// Un petit mot sur American Horror Story (Saison 1, 2 et 3) par Axlstone

[Saison 1 et 2]
En fait je voulais avoir le temps de les revoir en Blu Ray mais je n’ai pas besoin de ça pour vous dire le bien que je pense de cette série.

J’ai mis un peu de temps avant de trouver une série dont le potentiel horreur me filerait autant les jetons que la Quatrième Dimension. Il fallait qu’elle fasse autant peur qu’elle ne séduise, qu’elle réussisse à avoir une ambiance effroyable et un discours qui dénonce un peu notre société.

American Horror Story, c’est un épisode de la Quatrième Dimension par saison.
En effet les liens entre la saison 1 et la saison 2 n’existe pas. Elle garde le même concept cependant. Prendre un thème tabou de la culture américaine et explorer tous les types du genre horreur liés à ce non dit.

La première saison parle de l’adultère et de la vie de couple.
La deuxième saison traite de la religion et de la foi.

Bien sûr, c’est avant tout par toutes les déviances et les extrêmes que l’on voit un couple au bord de la rupture (s1) et la déroute et la perte de la foi aux US (s2).

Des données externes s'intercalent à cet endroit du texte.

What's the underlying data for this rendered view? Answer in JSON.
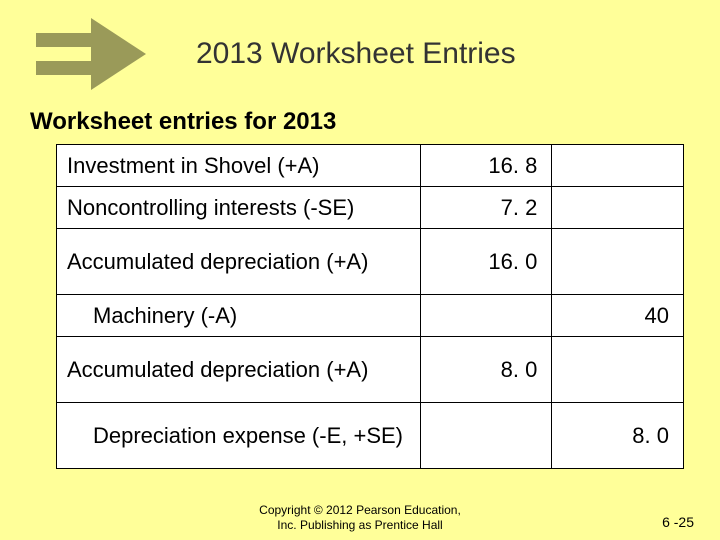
{
  "title": "2013 Worksheet Entries",
  "subtitle": "Worksheet entries for 2013",
  "arrow": {
    "fill": "#9a9a59",
    "width": 110,
    "height": 72
  },
  "table": {
    "rows": [
      {
        "desc": "Investment in Shovel (+A)",
        "col1": "16. 8",
        "col2": "",
        "tall": false,
        "indent": false
      },
      {
        "desc": "Noncontrolling interests (-SE)",
        "col1": "7. 2",
        "col2": "",
        "tall": false,
        "indent": false
      },
      {
        "desc": "Accumulated depreciation (+A)",
        "col1": "16. 0",
        "col2": "",
        "tall": true,
        "indent": false
      },
      {
        "desc": "Machinery (-A)",
        "col1": "",
        "col2": "40",
        "tall": false,
        "indent": true
      },
      {
        "desc": "Accumulated depreciation (+A)",
        "col1": "8. 0",
        "col2": "",
        "tall": true,
        "indent": false
      },
      {
        "desc": "Depreciation expense (-E, +SE)",
        "col1": "",
        "col2": "8. 0",
        "tall": true,
        "indent": true
      }
    ]
  },
  "footer_line1": "Copyright © 2012 Pearson Education,",
  "footer_line2": "Inc. Publishing as Prentice Hall",
  "slide_number": "6 -25",
  "colors": {
    "background": "#ffff99",
    "title_text": "#333333",
    "body_text": "#000000",
    "table_bg": "#ffffff",
    "border": "#000000"
  }
}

L’esthétisme de la série comme les propos ne laissent pas indifférents. Et en général, soit on accroche, soit on rejette complètement la série.

[Saison 3]
Cette saison possède de très belles qualités. La réalisation, les décors de Louisiane, le casting sont tous de hautes volées. Une série télé d’horreur a rarement atteint un tel niveau d’exigence. Jessica Lange est incroyable durant toute la saison.

Il y a tant à dire sur le message féministe inhérent au mythe des sorcières, de leur indépendance face aux hommes à leur position dans la société, de leur beauté à leur monstruosité. Si l’on peut noter une amélioration notable sur cette saison, c’est sur le message sous-jacent.

En revanche, il est difficile de dire que cette saison fait peur. Hormis les deux premiers épisodes qui posent l’ambiance et les mystères. La suite est en ligne droite. L’histoire est clairement mise de côté pour montrer la fable et l’allégorie, la relation (parfois artificielle mais juste) entre les personnages.
On perd donc ce qu’elle avait de dérangeant, les scénaristes ayant pris le parti de rendre le quotidien surnaturel (les sorcières existent).

Il y a donc moins de force, moins de peurs psychologiques, moins de surprises.

Cette saison est plus légère globalement.
C’est celle dont j’ai aimé le message et la mise en image, mais c’est aussi celle dont la peur est la plus absente.